The airline in October said its revived San Diego-London service stems from a newly launched joint business agreement involving British Airways, American Airlines and Spanish carrier Iberia.
Kevin Burns, a regional director with British Airways, said the airline has already begun selling the San Diego-London flights. By December, it will have a code-sharing system in place that allows local American Airlines frequent flier members to get mileage credit when they take the London flights on British Airways.
• • •
Pitfalls Abound in Hotel World: A double-sided message emerged from a regional lodging conference that took place Nov. 3-4 at Hilton Garden Inn in San Diego. Deep uncertainty exists for hotel operators with debt hanging over their heads, but for those who aren’t overleveraged, good times are steadily returning by most key measures, including occupancy.
Alan Reay, president of consulting firm Atlas Hospitality Group, said his firm has noted on several occasions recently that California not only has more than 500 hotels in some stage of default or foreclosure, but also as many as 1,000 more that that could teeter into default. The true extent of the potential carnage is hard to gauge, since lenders continue to delay foreclosure proceedings.

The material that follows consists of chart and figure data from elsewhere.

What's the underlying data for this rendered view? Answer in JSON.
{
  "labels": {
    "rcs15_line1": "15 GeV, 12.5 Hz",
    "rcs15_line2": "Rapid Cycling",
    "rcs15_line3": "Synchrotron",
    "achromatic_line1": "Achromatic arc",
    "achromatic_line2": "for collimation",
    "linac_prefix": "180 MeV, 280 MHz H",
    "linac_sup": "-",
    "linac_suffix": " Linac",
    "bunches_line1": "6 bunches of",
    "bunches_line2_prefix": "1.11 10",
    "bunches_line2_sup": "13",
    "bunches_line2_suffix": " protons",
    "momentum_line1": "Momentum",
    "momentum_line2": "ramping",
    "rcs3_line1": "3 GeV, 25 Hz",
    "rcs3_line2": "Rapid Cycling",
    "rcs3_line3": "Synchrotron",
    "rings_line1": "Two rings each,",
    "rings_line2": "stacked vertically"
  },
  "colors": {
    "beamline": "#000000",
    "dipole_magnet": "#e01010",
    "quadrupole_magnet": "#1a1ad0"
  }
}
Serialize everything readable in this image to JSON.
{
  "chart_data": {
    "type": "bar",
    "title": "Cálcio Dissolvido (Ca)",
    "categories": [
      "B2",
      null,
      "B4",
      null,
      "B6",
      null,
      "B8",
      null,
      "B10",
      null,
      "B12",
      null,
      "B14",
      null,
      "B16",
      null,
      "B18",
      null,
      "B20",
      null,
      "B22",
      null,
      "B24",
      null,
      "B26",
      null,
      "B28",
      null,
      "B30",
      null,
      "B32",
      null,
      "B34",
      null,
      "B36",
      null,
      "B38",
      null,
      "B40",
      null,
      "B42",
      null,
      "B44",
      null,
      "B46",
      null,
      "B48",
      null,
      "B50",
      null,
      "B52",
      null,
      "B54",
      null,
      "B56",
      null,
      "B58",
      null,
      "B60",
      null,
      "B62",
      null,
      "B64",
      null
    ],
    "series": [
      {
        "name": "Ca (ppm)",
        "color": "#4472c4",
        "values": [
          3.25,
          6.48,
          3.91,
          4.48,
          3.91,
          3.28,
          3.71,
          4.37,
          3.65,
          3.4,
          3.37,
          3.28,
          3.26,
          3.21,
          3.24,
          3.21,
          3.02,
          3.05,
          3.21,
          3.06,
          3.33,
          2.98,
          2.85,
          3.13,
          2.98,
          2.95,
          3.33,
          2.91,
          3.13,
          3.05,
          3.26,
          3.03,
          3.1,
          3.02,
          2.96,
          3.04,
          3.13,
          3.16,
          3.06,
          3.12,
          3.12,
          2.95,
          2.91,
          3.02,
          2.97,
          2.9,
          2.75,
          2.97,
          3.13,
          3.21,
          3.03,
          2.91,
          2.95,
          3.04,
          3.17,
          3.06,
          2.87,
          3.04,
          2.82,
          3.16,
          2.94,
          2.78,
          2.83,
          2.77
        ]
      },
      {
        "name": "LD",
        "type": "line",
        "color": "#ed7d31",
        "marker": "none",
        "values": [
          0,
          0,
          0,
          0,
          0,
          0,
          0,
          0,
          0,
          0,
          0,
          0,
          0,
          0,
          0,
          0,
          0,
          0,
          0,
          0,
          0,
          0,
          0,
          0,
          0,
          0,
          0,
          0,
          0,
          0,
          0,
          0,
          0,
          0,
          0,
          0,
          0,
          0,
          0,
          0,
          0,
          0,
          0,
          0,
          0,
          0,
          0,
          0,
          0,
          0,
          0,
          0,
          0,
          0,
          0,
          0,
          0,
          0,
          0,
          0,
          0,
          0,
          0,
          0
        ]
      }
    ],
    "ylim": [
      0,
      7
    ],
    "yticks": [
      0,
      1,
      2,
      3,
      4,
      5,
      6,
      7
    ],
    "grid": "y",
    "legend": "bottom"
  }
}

The uncertainty has made it more crucial than ever for buyers to perform their due diligence when considering purchasing a hotel or acquiring its debt. Current owners, special servicers and receivers often can’t or won’t provide all the details to potential bidders. “Make sure you know what you’re buying,” said Guy Maisnik, a partner in the law firm Jeffer Mangels Butler & Mitchell LLP.
Local hotel operator and hospitality consultant Robert Rauch, whose firm presented the conference, said past overbuilding and current distress will mean little new construction in the near future. That will help current operators fill their rooms at rising rates, or at least get a better price for their properties if they do decide to sell.
“Those who can survive through 2011 will find 2012 is truly heaven,” said Rauch, president of R.A. Rauch & Associates Inc.